2) İkinci ihlal edici davranış, biraz daha kompleks bir yapıda olabilir. Girişte verdiğim elma örneğine dönelim. B ve C teşebbüsleri ‘aynı piyasada’ bulunan ve elma satımı noktasında ‘aynı işlemi yapan’ teşebbüslerdir. Bir başka deyişle, aynı seviyededirler. Bu duruma ‘yatay rekabet’ adı verilir. Şimdi B ve C teşebbüslerine elma veren ‘dağıtımcı’ bir D teşebbüsü olduğunu düşünelim. D, dağıtımcı konumundadır ve B ile C’den bir seviye yukarıdaki bir pazarın oyuncusudur (kendisinin de son tüketiciye örneğin internet üzerinden elma satması bu hususu değiştirmez). Bu durumda, D ile B ve C arasındaki ilişki ‘dikey’ olarak adlandırılır. Rekabetin yatay olarak sınırlanması yasak olduğu gibi, dikey olarak sınırlanması da mümkün değildir. Örneğin D, “yahu, senin genelde satış yaptığın X semtinin müşterisi zengin. Orada bu elmaları daha pahalıya satalım, fazla parayı da kırışırız” derse B’ye; rekabet hukukunu ihlal etmiş olur. Yahut son tüketiciye elma satmak isteyen bir başka E teşebbüsü, B’den düşük fiyatla X semtinde işe atılmak istediğinde dağıtımcı D ve satıcı B, ona, ‘kardeş, biz burada bu elmaları bu fiyattan satmıyoruz; fiyat kırma, mal alamazsın’ derlerse; E de, ‘eyvallah abi, bilmiyorduk, affola’ deyiverirse yine bir rekabet hukuku ihlali oluşur. Hele hele, bir başka F firması ‘biz artık elmaları internetten satacağız, o yüzden de sen ne koyarsan koy fiyatı; biz ucuza satmak istiyoruz’ dediğinde D, B, C ve E bunu engellemek adına D’nin F’ye mal vermemesine karar verirlerse, ihlal katmerli olur. Bu tip davranışlara örnek olarak, GSM ve telefon şirketlerinin bayilikleri ve satıcıları ile beraber yahut onlara karşı uygulamaları (ki esasen m. 4 değil, m. 6 konusu olurlar – aşığıda değineceğim) ile alakalı kararları çoktur Rekabet Kurumunun. Levent Beyin örneği de, bu bağlamda fazlası ile yerinde; lakin bir eksiği mevcut: Bu kural, öyle bazı piyasalara özgü bir kural değildir, tüm piyasalarda vardır; yalnızca kamu eliyle düzenlenen kimi istisnai piyasalarda mevcut değildir.

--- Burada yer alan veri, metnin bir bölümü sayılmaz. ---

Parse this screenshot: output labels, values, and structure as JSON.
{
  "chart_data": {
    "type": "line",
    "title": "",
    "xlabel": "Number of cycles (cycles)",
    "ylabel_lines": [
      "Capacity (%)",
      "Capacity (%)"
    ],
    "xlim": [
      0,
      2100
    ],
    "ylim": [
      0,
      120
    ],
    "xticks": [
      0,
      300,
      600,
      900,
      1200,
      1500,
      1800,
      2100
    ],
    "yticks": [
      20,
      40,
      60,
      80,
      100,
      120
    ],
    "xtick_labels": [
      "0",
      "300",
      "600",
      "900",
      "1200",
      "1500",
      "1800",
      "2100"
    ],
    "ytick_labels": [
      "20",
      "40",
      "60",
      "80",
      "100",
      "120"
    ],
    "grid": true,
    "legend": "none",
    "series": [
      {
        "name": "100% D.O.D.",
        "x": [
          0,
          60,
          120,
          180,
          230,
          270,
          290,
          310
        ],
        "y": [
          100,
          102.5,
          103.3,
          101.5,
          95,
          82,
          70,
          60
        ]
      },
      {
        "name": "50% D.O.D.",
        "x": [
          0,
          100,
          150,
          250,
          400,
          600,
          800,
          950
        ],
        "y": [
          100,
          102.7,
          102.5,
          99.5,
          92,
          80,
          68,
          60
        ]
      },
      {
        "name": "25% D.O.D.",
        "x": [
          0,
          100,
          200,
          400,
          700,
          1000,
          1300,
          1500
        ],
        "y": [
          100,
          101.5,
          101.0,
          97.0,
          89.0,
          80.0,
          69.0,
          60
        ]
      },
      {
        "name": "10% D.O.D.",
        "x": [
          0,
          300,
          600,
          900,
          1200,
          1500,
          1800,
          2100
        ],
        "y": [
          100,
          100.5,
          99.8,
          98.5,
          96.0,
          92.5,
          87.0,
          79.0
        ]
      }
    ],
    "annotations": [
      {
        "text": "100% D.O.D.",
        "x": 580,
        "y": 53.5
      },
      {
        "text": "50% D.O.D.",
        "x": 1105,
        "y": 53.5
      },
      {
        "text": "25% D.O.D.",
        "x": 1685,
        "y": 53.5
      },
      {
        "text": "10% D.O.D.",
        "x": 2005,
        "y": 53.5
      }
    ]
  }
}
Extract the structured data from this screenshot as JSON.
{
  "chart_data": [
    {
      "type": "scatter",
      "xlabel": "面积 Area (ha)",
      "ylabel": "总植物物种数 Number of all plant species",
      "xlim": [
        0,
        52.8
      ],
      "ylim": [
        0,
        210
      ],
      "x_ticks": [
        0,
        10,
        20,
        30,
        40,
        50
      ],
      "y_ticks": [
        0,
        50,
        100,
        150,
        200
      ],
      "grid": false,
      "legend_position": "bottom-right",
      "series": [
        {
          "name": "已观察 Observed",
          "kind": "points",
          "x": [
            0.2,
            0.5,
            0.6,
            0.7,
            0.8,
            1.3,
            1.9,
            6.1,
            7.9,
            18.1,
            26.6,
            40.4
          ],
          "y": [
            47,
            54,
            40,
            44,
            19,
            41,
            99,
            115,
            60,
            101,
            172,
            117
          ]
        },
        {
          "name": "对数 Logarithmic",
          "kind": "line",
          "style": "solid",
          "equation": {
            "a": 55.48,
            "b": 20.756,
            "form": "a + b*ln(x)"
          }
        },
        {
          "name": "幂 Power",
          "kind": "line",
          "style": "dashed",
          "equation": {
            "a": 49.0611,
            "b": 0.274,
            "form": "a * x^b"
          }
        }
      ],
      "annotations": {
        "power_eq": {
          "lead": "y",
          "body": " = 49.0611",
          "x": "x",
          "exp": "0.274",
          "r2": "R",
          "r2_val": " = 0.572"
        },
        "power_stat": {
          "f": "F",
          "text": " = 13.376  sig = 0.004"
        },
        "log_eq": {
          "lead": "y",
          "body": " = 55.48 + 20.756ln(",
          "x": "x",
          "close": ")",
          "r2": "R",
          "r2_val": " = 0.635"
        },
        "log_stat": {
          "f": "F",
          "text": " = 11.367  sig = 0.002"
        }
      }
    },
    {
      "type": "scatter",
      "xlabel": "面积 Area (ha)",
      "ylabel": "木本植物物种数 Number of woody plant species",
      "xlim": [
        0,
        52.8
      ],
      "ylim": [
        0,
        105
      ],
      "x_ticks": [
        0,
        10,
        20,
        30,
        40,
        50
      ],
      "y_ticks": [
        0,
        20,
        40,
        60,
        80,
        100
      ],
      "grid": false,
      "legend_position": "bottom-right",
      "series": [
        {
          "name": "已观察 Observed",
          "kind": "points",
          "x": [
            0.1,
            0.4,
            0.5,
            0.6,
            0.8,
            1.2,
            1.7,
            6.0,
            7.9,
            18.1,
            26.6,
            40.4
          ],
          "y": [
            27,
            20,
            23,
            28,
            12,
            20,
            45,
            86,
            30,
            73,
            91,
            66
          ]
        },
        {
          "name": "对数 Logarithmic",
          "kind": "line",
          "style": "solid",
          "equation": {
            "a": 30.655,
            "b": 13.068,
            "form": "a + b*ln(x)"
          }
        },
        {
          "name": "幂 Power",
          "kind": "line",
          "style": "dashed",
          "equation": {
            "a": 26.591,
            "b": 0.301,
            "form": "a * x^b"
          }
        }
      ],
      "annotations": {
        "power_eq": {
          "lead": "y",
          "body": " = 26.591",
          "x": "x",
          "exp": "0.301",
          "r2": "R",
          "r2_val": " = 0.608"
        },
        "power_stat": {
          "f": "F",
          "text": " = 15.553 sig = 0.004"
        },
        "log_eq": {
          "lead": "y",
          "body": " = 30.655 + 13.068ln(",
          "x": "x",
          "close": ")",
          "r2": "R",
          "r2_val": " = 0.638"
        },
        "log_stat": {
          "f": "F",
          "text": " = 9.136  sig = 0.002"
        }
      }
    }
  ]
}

Velhasıl Aral, diğer dört teşebbüsü karşısına alıp “abiler, gelin birlik olalım, gün rekabeti kısıtlayarak fazladan kar etme günüdür, haydi el ele tutuşup fiyatları yukarı çıkaralım” dedi ise yine bir ihlal ile karşı karşıyayız demektir.

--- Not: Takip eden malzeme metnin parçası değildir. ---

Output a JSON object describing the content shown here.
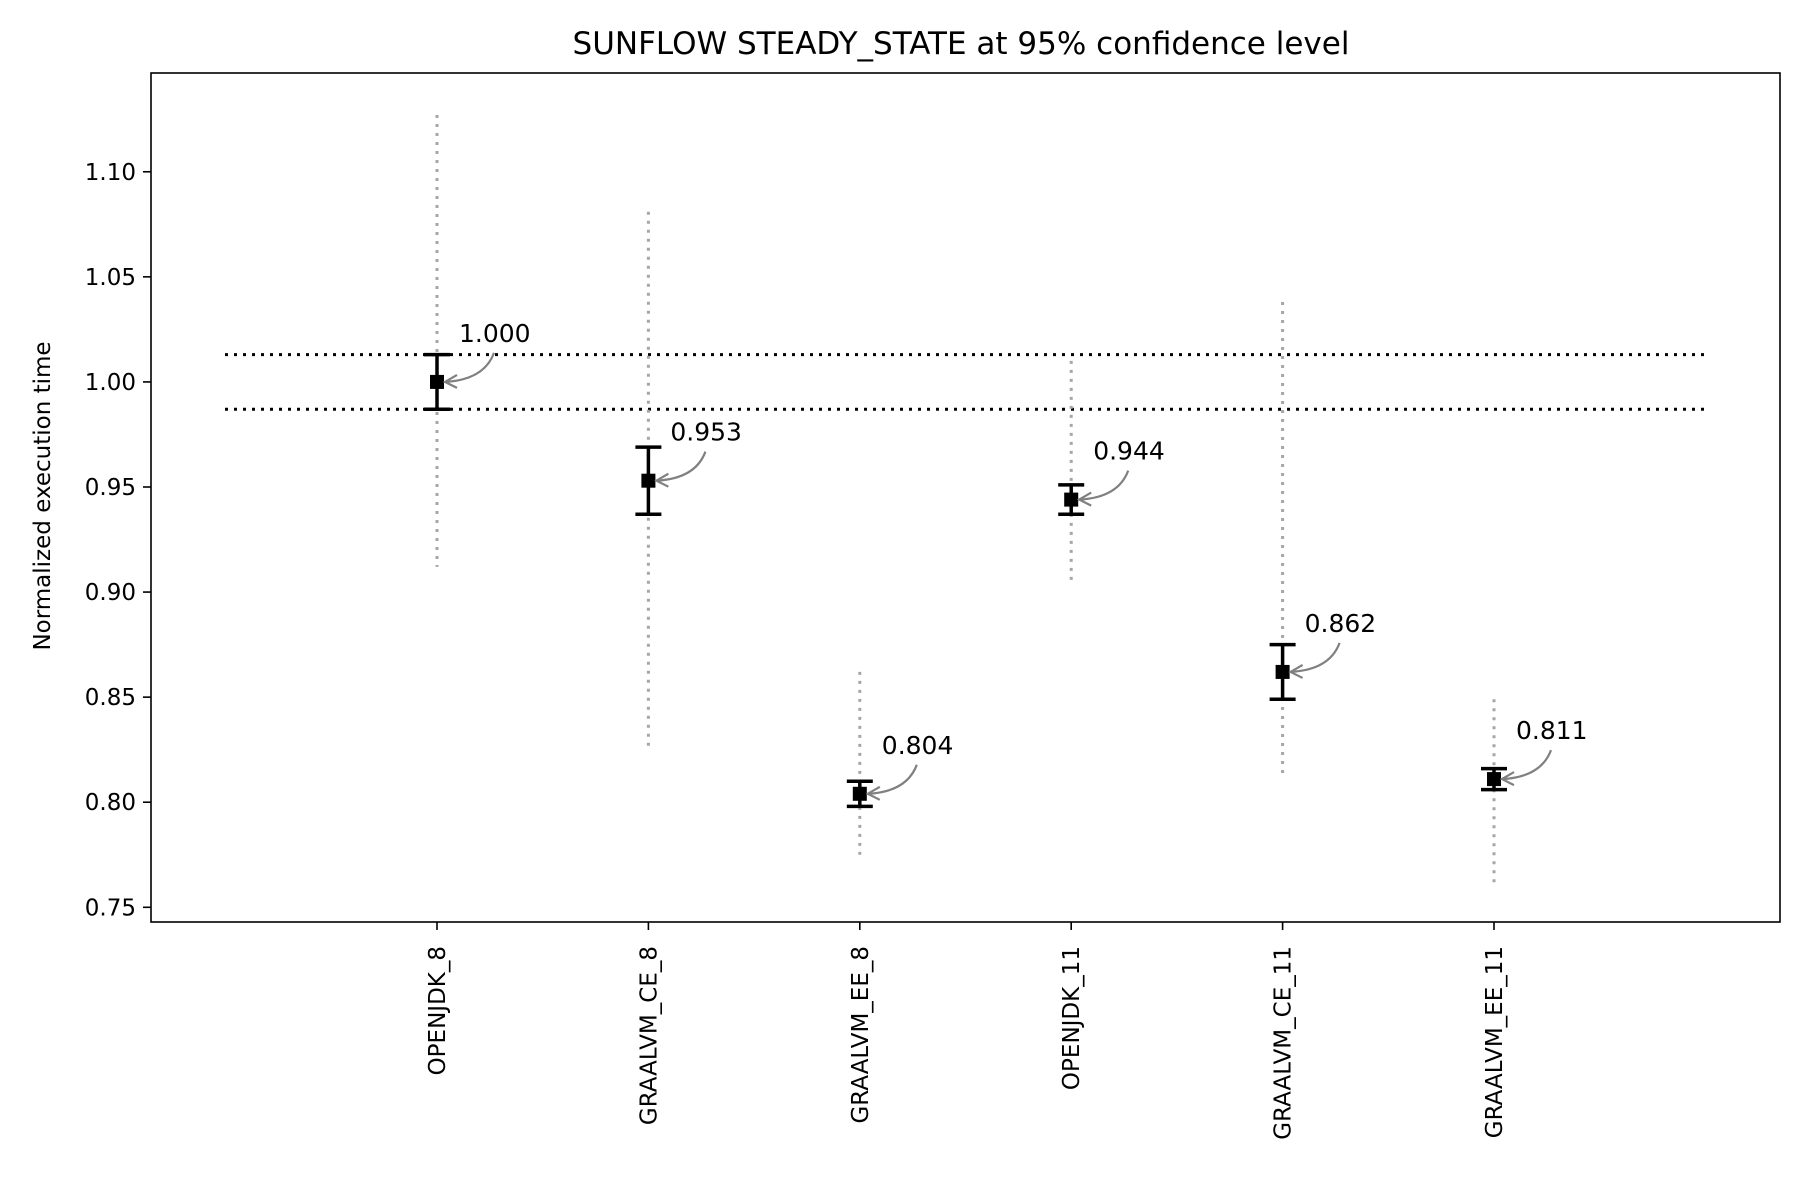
{
  "chart_data": {
    "type": "scatter",
    "title": "SUNFLOW STEADY_STATE at 95% confidence level",
    "xlabel": "",
    "ylabel": "Normalized execution time",
    "categories": [
      "OPENJDK_8",
      "GRAALVM_CE_8",
      "GRAALVM_EE_8",
      "OPENJDK_11",
      "GRAALVM_CE_11",
      "GRAALVM_EE_11"
    ],
    "values": [
      1.0,
      0.953,
      0.804,
      0.944,
      0.862,
      0.811
    ],
    "value_labels": [
      "1.000",
      "0.953",
      "0.804",
      "0.944",
      "0.862",
      "0.811"
    ],
    "ci_low": [
      0.987,
      0.937,
      0.798,
      0.937,
      0.849,
      0.806
    ],
    "ci_high": [
      1.013,
      0.969,
      0.81,
      0.951,
      0.875,
      0.816
    ],
    "range_low": [
      0.912,
      0.824,
      0.775,
      0.905,
      0.813,
      0.76
    ],
    "range_high": [
      1.127,
      1.081,
      0.862,
      1.01,
      1.038,
      0.849
    ],
    "reference_lines": [
      1.013,
      0.987
    ],
    "ylim": [
      0.743,
      1.147
    ],
    "yticks": [
      0.75,
      0.8,
      0.85,
      0.9,
      0.95,
      1.0,
      1.05,
      1.1
    ],
    "ytick_labels": [
      "0.75",
      "0.80",
      "0.85",
      "0.90",
      "0.95",
      "1.00",
      "1.05",
      "1.10"
    ],
    "grid": false,
    "colors": {
      "marker": "#000000",
      "errorbar": "#000000",
      "range": "#a6a6a6",
      "annotation_arrow": "#808080",
      "reference_line": "#000000"
    }
  }
}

3) Üçüncü bir ihtimal, adına “uyumlu eylem” denilen bir ihtimal, ki, yukarıdakinden daha da zordur kavranması. Öz bir tanımla uyumlu eylem, teşebbüslerin açık veya örtülü bir anlaşma olmaksızın aralarında bir işbirliği/danışıklılık doğurmak suretiyle rekabeti sınırlamalarıdır. Şayet bir piyasadaki iktisadi görünüm, rekabetin kısıtlanmış olduğu bir piyasadaki görünümü andırıyor ve fakat herhangi bir anlaşma veya karar mevcut değilse, teşebbüslerin bir uyumlu eylem içinde olduğu varsayılır ve kendilerinden bunun aksini ispat etmeleri istenir. Uyumlu eylem halinde, teşebbüsler birbirleri ile temasa geçmeden paralel hareket ederek rekabeti kısıtlamış olurlar. Bir örnek vermek gerekirse: İki veya üç teşebbüsün var olduğu piyasalarda, teşebbüslerden birisi “zam yapacağım… yapıyorum… yaptım…” şeklinde bağıra bağıra konuşan bir yol tutar da; diğerleri onu bu zamda izlerlerse; ortada bir uyumlu eylem olduğundan bahis mümkündür.

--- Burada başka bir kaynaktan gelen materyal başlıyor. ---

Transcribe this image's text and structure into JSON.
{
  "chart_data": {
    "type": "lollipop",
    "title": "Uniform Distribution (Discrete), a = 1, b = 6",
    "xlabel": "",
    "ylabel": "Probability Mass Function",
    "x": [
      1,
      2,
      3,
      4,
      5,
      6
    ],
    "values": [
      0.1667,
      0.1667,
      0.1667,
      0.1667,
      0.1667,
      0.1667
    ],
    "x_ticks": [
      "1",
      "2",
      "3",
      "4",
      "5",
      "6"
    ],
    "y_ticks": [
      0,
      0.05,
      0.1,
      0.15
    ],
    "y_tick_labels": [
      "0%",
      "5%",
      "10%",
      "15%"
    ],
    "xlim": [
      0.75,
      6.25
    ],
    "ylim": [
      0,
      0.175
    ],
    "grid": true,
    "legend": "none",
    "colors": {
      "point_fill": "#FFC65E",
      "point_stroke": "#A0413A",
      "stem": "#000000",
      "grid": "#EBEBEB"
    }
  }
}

Rekabet Kurumunun konumuz olan soruşturmada nereden bir uyumlu eylem yakalayabilecek olduğu pek aklıma gelmiyor. Bir ihtimal, Aral’dan oyun olan diğer dört teşebbüsün bir şekilde, diyelim ki D&R’ı son kullanıcıya satış fiyatı hususunda takip etme pratiği geliştirmiş bulunmaları olabilir. Yahut Aral’ın kendi sitesinde uyguladığı fiyatların da bu işlevi görüyor olması ihtimal dahilinde.

4) Dördüncü ve son olasılık, hakim durumun kötüye kullanılması. Hukukun inceliklerini bir yana bırakarak hukukçu olmayan biri için kısaca anlatmaya çalışacağım.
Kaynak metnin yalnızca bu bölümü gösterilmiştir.